On the surface, her pictures are serene and exacting. Look deeper, however, and there are inconsistencies; various parts seem slightly out of scale. The eyes are haunting, mysterious, set into the ambiguity and androgyny of the anonymous figures. Their gaze suggests isolation and loneliness.
“Children are fascinating subjects for me,” Ms. Lux explained. “An artist picks a subject that he likes, so I picked children because that is what I can most connect with. But my work is not about the children I photograph. It’s not children’s portraits or portraits in a traditional sense. I don’t try to capture the model’s individual psychology. I treat them as a metaphor for childhood and for innocence. Childhood is an important and most influential part of life. During childhood we learn to live in this world.
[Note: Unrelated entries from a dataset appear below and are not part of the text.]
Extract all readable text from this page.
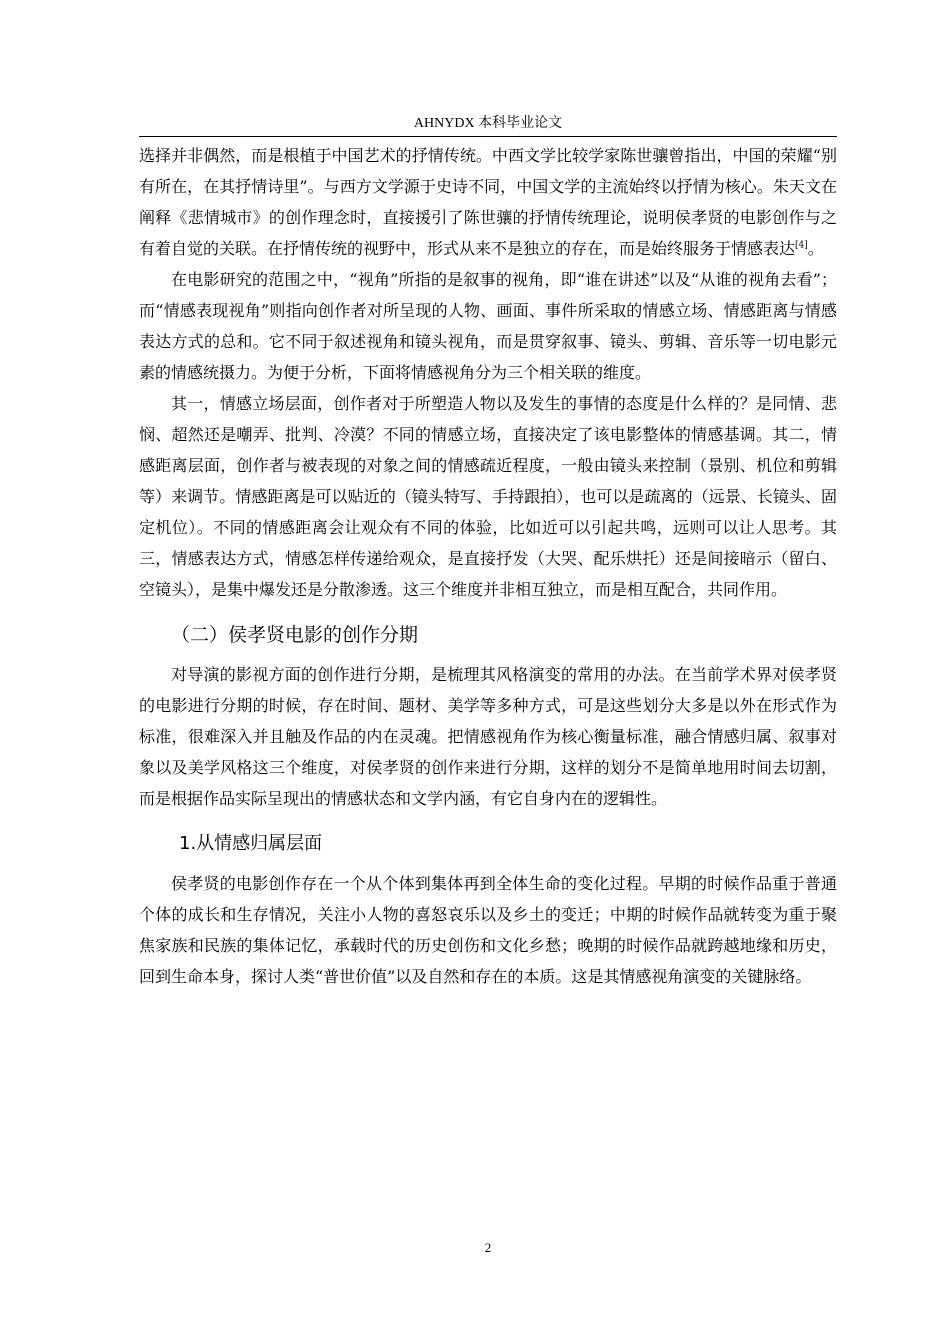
AHNYDX 本科毕业论文

选择并非偶然，而是根植于中国艺术的抒情传统。中西文学比较学家陈世骧曾指出，中国的荣耀“别有所在，在其抒情诗里”。与西方文学源于史诗不同，中国文学的主流始终以抒情为核心。朱天文在阐释《悲情城市》的创作理念时，直接援引了陈世骧的抒情传统理论，说明侯孝贤的电影创作与之有着自觉的关联。在抒情传统的视野中，形式从来不是独立的存在，而是始终服务于情感表达[4]。

在电影研究的范围之中，“视角”所指的是叙事的视角，即“谁在讲述”以及“从谁的视角去看”；而“情感表现视角”则指向创作者对所呈现的人物、画面、事件所采取的情感立场、情感距离与情感表达方式的总和。它不同于叙述视角和镜头视角，而是贯穿叙事、镜头、剪辑、音乐等一切电影元素的情感统摄力。为便于分析，下面将情感视角分为三个相关联的维度。

其一，情感立场层面，创作者对于所塑造人物以及发生的事情的态度是什么样的？是同情、悲悯、超然还是嘲弄、批判、冷漠？不同的情感立场，直接决定了该电影整体的情感基调。其二，情感距离层面，创作者与被表现的对象之间的情感疏近程度，一般由镜头来控制（景别、机位和剪辑等）来调节。情感距离是可以贴近的（镜头特写、手持跟拍），也可以是疏离的（远景、长镜头、固定机位）。不同的情感距离会让观众有不同的体验，比如近可以引起共鸣，远则可以让人思考。其三，情感表达方式，情感怎样传递给观众，是直接抒发（大哭、配乐烘托）还是间接暗示（留白、空镜头），是集中爆发还是分散渗透。这三个维度并非相互独立，而是相互配合，共同作用。

（二）侯孝贤电影的创作分期

对导演的影视方面的创作进行分期，是梳理其风格演变的常用的办法。在当前学术界对侯孝贤的电影进行分期的时候，存在时间、题材、美学等多种方式，可是这些划分大多是以外在形式作为标准，很难深入并且触及作品的内在灵魂。把情感视角作为核心衡量标准，融合情感归属、叙事对象以及美学风格这三个维度，对侯孝贤的创作来进行分期，这样的划分不是简单地用时间去切割，而是根据作品实际呈现出的情感状态和文学内涵，有它自身内在的逻辑性。

1.从情感归属层面

侯孝贤的电影创作存在一个从个体到集体再到全体生命的变化过程。早期的时候作品重于普通个体的成长和生存情况，关注小人物的喜怒哀乐以及乡土的变迁；中期的时候作品就转变为重于聚焦家族和民族的集体记忆，承载时代的历史创伤和文化乡愁；晚期的时候作品就跨越地缘和历史，回到生命本身，探讨人类“普世价值”以及自然和存在的本质。这是其情感视角演变的关键脉络。

2
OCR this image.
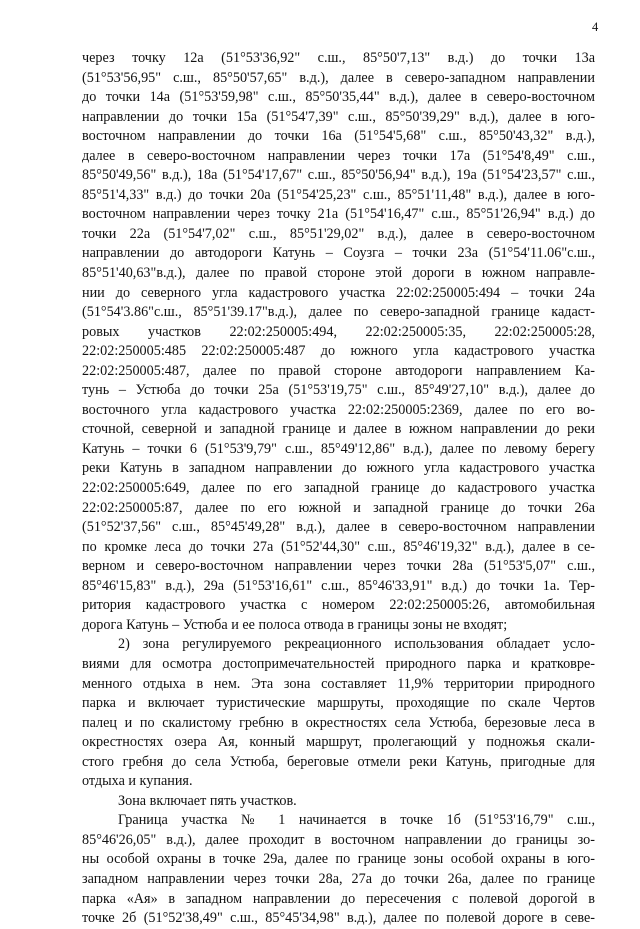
4

через точку 12а (51°53'36,92" с.ш., 85°50'7,13" в.д.) до точки 13а
(51°53'56,95" с.ш., 85°50'57,65" в.д.), далее в северо-западном направлении
до точки 14а (51°53'59,98" с.ш., 85°50'35,44" в.д.), далее в северо-восточном
направлении до точки 15а (51°54'7,39" с.ш., 85°50'39,29" в.д.), далее в юго-
восточном направлении до точки 16а (51°54'5,68" с.ш., 85°50'43,32" в.д.),
далее в северо-восточном направлении через точки 17а (51°54'8,49" с.ш.,
85°50'49,56" в.д.), 18а (51°54'17,67" с.ш., 85°50'56,94" в.д.), 19а (51°54'23,57" с.ш.,
85°51'4,33" в.д.) до точки 20а (51°54'25,23" с.ш., 85°51'11,48" в.д.), далее в юго-
восточном направлении через точку 21а (51°54'16,47" с.ш., 85°51'26,94" в.д.) до
точки 22а (51°54'7,02" с.ш., 85°51'29,02" в.д.), далее в северо-восточном
направлении до автодороги Катунь – Соузга – точки 23а (51°54'11.06"с.ш.,
85°51'40,63"в.д.), далее по правой стороне этой дороги в южном направле-
нии до северного угла кадастрового участка 22:02:250005:494 – точки 24а
(51°54'3.86"с.ш., 85°51'39.17"в.д.), далее по северо-западной границе кадаст-
ровых участков 22:02:250005:494, 22:02:250005:35, 22:02:250005:28,
22:02:250005:485 22:02:250005:487 до южного угла кадастрового участка
22:02:250005:487, далее по правой стороне автодороги направлением Ка-
тунь – Устюба до точки 25а (51°53'19,75" с.ш., 85°49'27,10" в.д.), далее до
восточного угла кадастрового участка 22:02:250005:2369, далее по его во-
сточной, северной и западной границе и далее в южном направлении до реки
Катунь – точки 6 (51°53'9,79" с.ш., 85°49'12,86" в.д.), далее по левому берегу
реки Катунь в западном направлении до южного угла кадастрового участка
22:02:250005:649, далее по его западной границе до кадастрового участка
22:02:250005:87, далее по его южной и западной границе до точки 26а
(51°52'37,56" с.ш., 85°45'49,28" в.д.), далее в северо-восточном направлении
по кромке леса до точки 27а (51°52'44,30" с.ш., 85°46'19,32" в.д.), далее в се-
верном и северо-восточном направлении через точки 28а (51°53'5,07" с.ш.,
85°46'15,83" в.д.), 29а (51°53'16,61" с.ш., 85°46'33,91" в.д.) до точки 1а. Тер-
ритория кадастрового участка с номером 22:02:250005:26, автомобильная
дорога Катунь – Устюба и ее полоса отвода в границы зоны не входят;
2) зона регулируемого рекреационного использования обладает усло-
виями для осмотра достопримечательностей природного парка и кратковре-
менного отдыха в нем. Эта зона составляет 11,9% территории природного
парка и включает туристические маршруты, проходящие по скале Чертов
палец и по скалистому гребню в окрестностях села Устюба, березовые леса в
окрестностях озера Ая, конный маршрут, пролегающий у подножья скали-
стого гребня до села Устюба, береговые отмели реки Катунь, пригодные для
отдыха и купания.
Зона включает пять участков.
Граница участка № 1 начинается в точке 1б (51°53'16,79" с.ш.,
85°46'26,05" в.д.), далее проходит в восточном направлении до границы зо-
ны особой охраны в точке 29а, далее по границе зоны особой охраны в юго-
западном направлении через точки 28а, 27а до точки 26а, далее по границе
парка «Ая» в западном направлении до пересечения с полевой дорогой в
точке 2б (51°52'38,49" с.ш., 85°45'34,98" в.д.), далее по полевой дороге в севе-
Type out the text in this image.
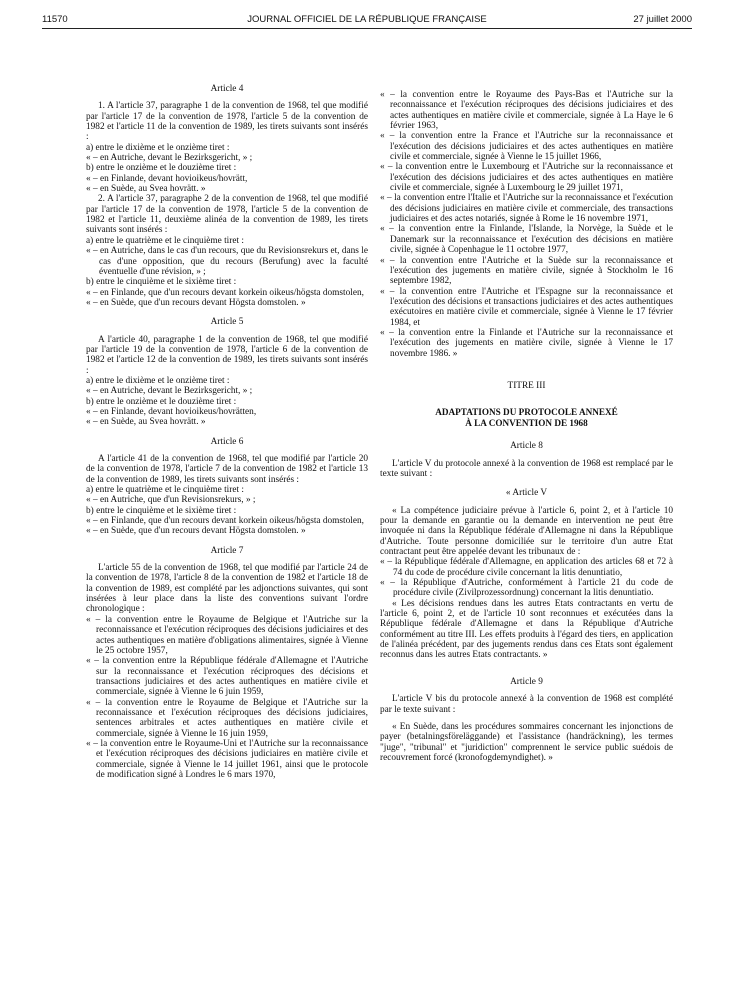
11570	JOURNAL OFFICIEL DE LA RÉPUBLIQUE FRANÇAISE	27 juillet 2000

Article 4

1. A l'article 37, paragraphe 1 de la convention de 1968, tel que modifié par l'article 17 de la convention de 1978, l'article 5 de la convention de 1982 et l'article 11 de la convention de 1989, les tirets suivants sont insérés :

a) entre le dixième et le onzième tiret :

« – en Autriche, devant le Bezirksgericht, » ;

b) entre le onzième et le douzième tiret :

« – en Finlande, devant hovioikeus/hovrätt,

« – en Suède, au Svea hovrätt. »

2. A l'article 37, paragraphe 2 de la convention de 1968, tel que modifié par l'article 17 de la convention de 1978, l'article 5 de la convention de 1982 et l'article 11, deuxième alinéa de la convention de 1989, les tirets suivants sont insérés :

a) entre le quatrième et le cinquième tiret :

« – en Autriche, dans le cas d'un recours, que du Revisionsrekurs et, dans le cas d'une opposition, que du recours (Berufung) avec la faculté éventuelle d'une révision, » ;

b) entre le cinquième et le sixième tiret :

« – en Finlande, que d'un recours devant korkein oikeus/högsta domstolen,

« – en Suède, que d'un recours devant Högsta domstolen. »

Article 5

A l'article 40, paragraphe 1 de la convention de 1968, tel que modifié par l'article 19 de la convention de 1978, l'article 6 de la convention de 1982 et l'article 12 de la convention de 1989, les tirets suivants sont insérés :

a) entre le dixième et le onzième tiret :

« – en Autriche, devant le Bezirksgericht, » ;

b) entre le onzième et le douzième tiret :

« – en Finlande, devant hovioikeus/hovrätten,

« – en Suède, au Svea hovrätt. »

Article 6

A l'article 41 de la convention de 1968, tel que modifié par l'article 20 de la convention de 1978, l'article 7 de la convention de 1982 et l'article 13 de la convention de 1989, les tirets suivants sont insérés :

a) entre le quatrième et le cinquième tiret :

« – en Autriche, que d'un Revisionsrekurs, » ;

b) entre le cinquième et le sixième tiret :

« – en Finlande, que d'un recours devant korkein oikeus/högsta domstolen,

« – en Suède, que d'un recours devant Högsta domstolen. »

Article 7

L'article 55 de la convention de 1968, tel que modifié par l'article 24 de la convention de 1978, l'article 8 de la convention de 1982 et l'article 18 de la convention de 1989, est complété par les adjonctions suivantes, qui sont insérées à leur place dans la liste des conventions suivant l'ordre chronologique :

« – la convention entre le Royaume de Belgique et l'Autriche sur la reconnaissance et l'exécution réciproques des décisions judiciaires et des actes authentiques en matière d'obligations alimentaires, signée à Vienne le 25 octobre 1957,

« – la convention entre la République fédérale d'Allemagne et l'Autriche sur la reconnaissance et l'exécution réciproques des décisions et transactions judiciaires et des actes authentiques en matière civile et commerciale, signée à Vienne le 6 juin 1959,

« – la convention entre le Royaume de Belgique et l'Autriche sur la reconnaissance et l'exécution réciproques des décisions judiciaires, sentences arbitrales et actes authentiques en matière civile et commerciale, signée à Vienne le 16 juin 1959,

« – la convention entre le Royaume-Uni et l'Autriche sur la reconnaissance et l'exécution réciproques des décisions judiciaires en matière civile et commerciale, signée à Vienne le 14 juillet 1961, ainsi que le protocole de modification signé à Londres le 6 mars 1970,

« – la convention entre le Royaume des Pays-Bas et l'Autriche sur la reconnaissance et l'exécution réciproques des décisions judiciaires et des actes authentiques en matière civile et commerciale, signée à La Haye le 6 février 1963,

« – la convention entre la France et l'Autriche sur la reconnaissance et l'exécution des décisions judiciaires et des actes authentiques en matière civile et commerciale, signée à Vienne le 15 juillet 1966,

« – la convention entre le Luxembourg et l'Autriche sur la reconnaissance et l'exécution des décisions judiciaires et des actes authentiques en matière civile et commerciale, signée à Luxembourg le 29 juillet 1971,

« – la convention entre l'Italie et l'Autriche sur la reconnaissance et l'exécution des décisions judiciaires en matière civile et commerciale, des transactions judiciaires et des actes notariés, signée à Rome le 16 novembre 1971,

« – la convention entre la Finlande, l'Islande, la Norvège, la Suède et le Danemark sur la reconnaissance et l'exécution des décisions en matière civile, signée à Copenhague le 11 octobre 1977,

« – la convention entre l'Autriche et la Suède sur la reconnaissance et l'exécution des jugements en matière civile, signée à Stockholm le 16 septembre 1982,

« – la convention entre l'Autriche et l'Espagne sur la reconnaissance et l'exécution des décisions et transactions judiciaires et des actes authentiques exécutoires en matière civile et commerciale, signée à Vienne le 17 février 1984, et

« – la convention entre la Finlande et l'Autriche sur la reconnaissance et l'exécution des jugements en matière civile, signée à Vienne le 17 novembre 1986. »

TITRE III

ADAPTATIONS DU PROTOCOLE ANNEXÉ
À LA CONVENTION DE 1968

Article 8

L'article V du protocole annexé à la convention de 1968 est remplacé par le texte suivant :

« Article V

« La compétence judiciaire prévue à l'article 6, point 2, et à l'article 10 pour la demande en garantie ou la demande en intervention ne peut être invoquée ni dans la République fédérale d'Allemagne ni dans la République d'Autriche. Toute personne domiciliée sur le territoire d'un autre Etat contractant peut être appelée devant les tribunaux de :

« – la République fédérale d'Allemagne, en application des articles 68 et 72 à 74 du code de procédure civile concernant la litis denuntiatio,

« – la République d'Autriche, conformément à l'article 21 du code de procédure civile (Zivilprozessordnung) concernant la litis denuntiatio.

« Les décisions rendues dans les autres Etats contractants en vertu de l'article 6, point 2, et de l'article 10 sont reconnues et exécutées dans la République fédérale d'Allemagne et dans la République d'Autriche conformément au titre III. Les effets produits à l'égard des tiers, en application de l'alinéa précédent, par des jugements rendus dans ces Etats sont également reconnus dans les autres Etats contractants. »

Article 9

L'article V bis du protocole annexé à la convention de 1968 est complété par le texte suivant :

« En Suède, dans les procédures sommaires concernant les injonctions de payer (betalningsföreläggande) et l'assistance (handräckning), les termes "juge", "tribunal" et "juridiction" comprennent le service public suédois de recouvrement forcé (kronofogdemyndighet). »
But childhood cannot be repeated and that is in many ways unfortunate. It is tragic.”
In “Paulin” (2002), a girl sits poised in the sand, delicate amidst shells and rocks scattered on the shore, each as sharply in focus as the cheerful geometry of her dress, or the smoothness of her neatly combed hair, set against a Quattrocento sky. The opacity of the girl’s gaze evokes what’s missing. Included is the blue-green bruising below the surface of the translucent porcelain flesh. This balancing act, between inclusion and exclusion, opacity and translucency, gives these images their power. There is no story here but rather elements of a narrative arranged meticulously.
“I consider my work to be pictorial art but pictorial art is not necessarily narrative,” Ms. Lux explained. “I don’t try to tell a story but prefer to leave things open. I want the viewer to draw his own meaning.”
In “At the Window” (2004), the child’s gaze is turned away. We view the back of her head (a hairstyle that suggests 15th-century Flemish dress) and the pastel landscape that presumably she sees, too, through the panes of glass. In Lux’s new work, the viewer senses an increased interaction; the gaze is more intense.
I was struck by a lone adult male, the subject of the photo “The Hunter” (2003). Ms. Lux’s father left when she was a child; her dealer, Yossi Milo, told me that she later went hunting for her three half-brothers and eventually found them in Cypress. She has also made two self-portraits to date. “The Hush” (1999), a collage of hand-made and camera-made images and “Self Portrait” (2000), the artist against a moonlit sky. Both images quote painting, fashion, and photography, and it is interesting to note that the artist changed her name to Loretta Lux on the eve of her first exhibition in 2000. The artist, like her photographs, is carefully composed.
Ms. Lux will be signing copies of her new monograph tonight from 6 to 8 p.m. at Yossi Milo (525 W. 25th Street, between Tenth and Eleventh Avenues, 212-414-0370). Prices: $4,500-$19,500.